How political disillusionment can become a catalyst for life-changing decisions. About leaving the Czech Republic, searching for freedom, and witnessing the slow demise of a once-powerful party.
It will soon be fifteen years since I left the Czech Republic for good. But the decision had been slowly ripening inside me for five years before that.
I remember it like it was yesterday. At the end of July 2005, I watched on TV the brutal police crackdown on participants of CzechTek in Mlýnec—personally ordered by then-social democratic Prime Minister Paroubek. Watching riot police beat young people marked the end of the euphoria and carefree spirit of the 1990s for me. It brought back memories of crackdowns during the communist regime. Stories told by eyewitnesses came flooding back—like in 1974, when communist police in Rudolfov brutally beat attendees of a concert by The Plastic People of the Universe. Then came my own experiences from the late 1980s, when police, in the best-case scenario, would shut down punk and underground concerts—like Visací zámek’s gig in Hronovická Street in Pardubice—or, more often, beat and arrest people, like at the event near Kunětická hora.

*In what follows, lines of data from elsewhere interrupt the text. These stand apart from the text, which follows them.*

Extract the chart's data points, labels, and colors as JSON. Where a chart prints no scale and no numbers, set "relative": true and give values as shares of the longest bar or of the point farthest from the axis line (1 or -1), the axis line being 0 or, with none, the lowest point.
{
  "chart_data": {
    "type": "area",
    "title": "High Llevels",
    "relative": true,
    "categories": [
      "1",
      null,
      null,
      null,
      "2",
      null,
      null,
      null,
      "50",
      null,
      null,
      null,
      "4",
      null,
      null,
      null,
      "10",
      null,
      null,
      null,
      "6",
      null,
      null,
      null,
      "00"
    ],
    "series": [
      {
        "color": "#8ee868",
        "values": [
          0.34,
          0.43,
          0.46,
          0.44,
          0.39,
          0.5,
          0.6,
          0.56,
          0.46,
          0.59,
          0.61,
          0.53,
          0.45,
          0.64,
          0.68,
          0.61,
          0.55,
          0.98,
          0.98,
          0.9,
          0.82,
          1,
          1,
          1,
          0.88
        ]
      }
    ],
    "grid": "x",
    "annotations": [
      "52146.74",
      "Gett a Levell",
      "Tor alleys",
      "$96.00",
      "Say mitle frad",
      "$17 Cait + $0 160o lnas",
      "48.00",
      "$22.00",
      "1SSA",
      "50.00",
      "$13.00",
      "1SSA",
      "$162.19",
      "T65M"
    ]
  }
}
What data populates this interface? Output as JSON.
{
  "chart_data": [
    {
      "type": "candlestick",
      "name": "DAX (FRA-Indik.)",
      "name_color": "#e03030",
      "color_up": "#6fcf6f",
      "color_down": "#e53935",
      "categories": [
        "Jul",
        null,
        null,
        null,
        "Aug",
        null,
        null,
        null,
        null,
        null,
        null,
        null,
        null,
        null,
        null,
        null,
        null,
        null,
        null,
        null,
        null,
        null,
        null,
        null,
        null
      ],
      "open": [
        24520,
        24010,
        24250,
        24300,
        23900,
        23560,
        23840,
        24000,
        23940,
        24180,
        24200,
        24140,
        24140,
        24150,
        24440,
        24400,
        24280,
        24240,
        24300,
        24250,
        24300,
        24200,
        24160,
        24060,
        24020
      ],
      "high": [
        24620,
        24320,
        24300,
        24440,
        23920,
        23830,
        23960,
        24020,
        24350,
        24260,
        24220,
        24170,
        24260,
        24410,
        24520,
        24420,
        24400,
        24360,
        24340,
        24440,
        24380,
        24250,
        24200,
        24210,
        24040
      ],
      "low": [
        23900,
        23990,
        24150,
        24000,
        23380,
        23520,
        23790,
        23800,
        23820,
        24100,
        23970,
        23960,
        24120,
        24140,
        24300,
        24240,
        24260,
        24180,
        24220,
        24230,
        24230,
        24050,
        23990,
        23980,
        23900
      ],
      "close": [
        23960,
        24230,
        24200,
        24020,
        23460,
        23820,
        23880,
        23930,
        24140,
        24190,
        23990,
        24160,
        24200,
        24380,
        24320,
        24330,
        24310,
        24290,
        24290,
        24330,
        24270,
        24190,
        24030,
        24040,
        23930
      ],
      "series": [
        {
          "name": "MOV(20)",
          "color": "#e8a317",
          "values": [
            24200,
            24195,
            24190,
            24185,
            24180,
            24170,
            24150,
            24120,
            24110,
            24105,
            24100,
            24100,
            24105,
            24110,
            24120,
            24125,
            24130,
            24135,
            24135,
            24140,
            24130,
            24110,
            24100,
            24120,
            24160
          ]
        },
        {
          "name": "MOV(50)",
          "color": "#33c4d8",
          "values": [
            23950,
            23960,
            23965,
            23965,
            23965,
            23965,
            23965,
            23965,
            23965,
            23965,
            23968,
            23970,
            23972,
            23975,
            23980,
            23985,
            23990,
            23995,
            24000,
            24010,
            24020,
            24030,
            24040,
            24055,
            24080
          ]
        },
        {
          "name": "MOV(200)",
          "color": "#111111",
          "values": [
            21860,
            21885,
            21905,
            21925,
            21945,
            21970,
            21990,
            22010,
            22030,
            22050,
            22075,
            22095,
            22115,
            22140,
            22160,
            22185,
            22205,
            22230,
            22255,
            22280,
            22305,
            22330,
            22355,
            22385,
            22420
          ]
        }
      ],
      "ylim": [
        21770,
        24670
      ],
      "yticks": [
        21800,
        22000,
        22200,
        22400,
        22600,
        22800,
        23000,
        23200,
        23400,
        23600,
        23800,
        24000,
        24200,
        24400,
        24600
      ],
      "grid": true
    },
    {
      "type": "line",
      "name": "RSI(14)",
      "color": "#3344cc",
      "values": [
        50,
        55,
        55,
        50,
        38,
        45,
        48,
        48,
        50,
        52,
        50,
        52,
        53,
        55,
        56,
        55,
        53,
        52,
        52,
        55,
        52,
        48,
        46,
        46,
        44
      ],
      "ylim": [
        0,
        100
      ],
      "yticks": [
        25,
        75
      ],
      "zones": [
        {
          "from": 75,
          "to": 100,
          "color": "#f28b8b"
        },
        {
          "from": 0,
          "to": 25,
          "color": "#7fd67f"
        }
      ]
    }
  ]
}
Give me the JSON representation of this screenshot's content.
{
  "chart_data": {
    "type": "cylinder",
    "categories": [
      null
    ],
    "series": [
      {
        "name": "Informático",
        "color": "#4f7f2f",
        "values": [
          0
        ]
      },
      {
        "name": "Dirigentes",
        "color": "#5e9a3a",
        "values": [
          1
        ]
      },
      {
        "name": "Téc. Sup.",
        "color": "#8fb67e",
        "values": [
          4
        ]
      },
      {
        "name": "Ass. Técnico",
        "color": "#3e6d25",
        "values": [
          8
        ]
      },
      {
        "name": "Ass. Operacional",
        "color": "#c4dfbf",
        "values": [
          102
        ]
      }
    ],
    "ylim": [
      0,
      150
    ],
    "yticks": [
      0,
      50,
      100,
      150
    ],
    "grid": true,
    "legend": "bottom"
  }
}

It was a shock. A rude awakening. I watched as cronyism, authoritarian practices, and everything I despised about the old regime began to creep back in.
That was when I stopped voting for the ČSSD for good. I went to protests, signed petitions, wrote emails to MPs—and a few years later, I even took part in the legendary egg-throwing at ČSSD leaders. As the moral decay deepened and spread from politics into society, I came to the decision to leave the Czech Republic permanently. The preparations took me about a year.
On 28 September 2010, I boarded a plane in Prague—first to Seoul, then on to Brisbane. A new chapter of my life began, one that would take me first to Australia for a few years, and later here to London. Over the years, I’ve traveled a vast part of the world. I’ve seen extreme poverty and breathtaking wealth. I’ve crossed deserts and rainforests—and most importantly, I’ve met many amazing and fascinating people. The best decision of my life—one I would paradoxically never have made if it weren’t for Prime Minister Paroubek.
Epitaph
I sit in my London flat, a British passport in my drawer, and watch in real time as the oldest Czech political party—now just an empty shell—writhes in its death throes. For me, it’s been fifteen years of an incredible life. For it, fifteen years of painful dying.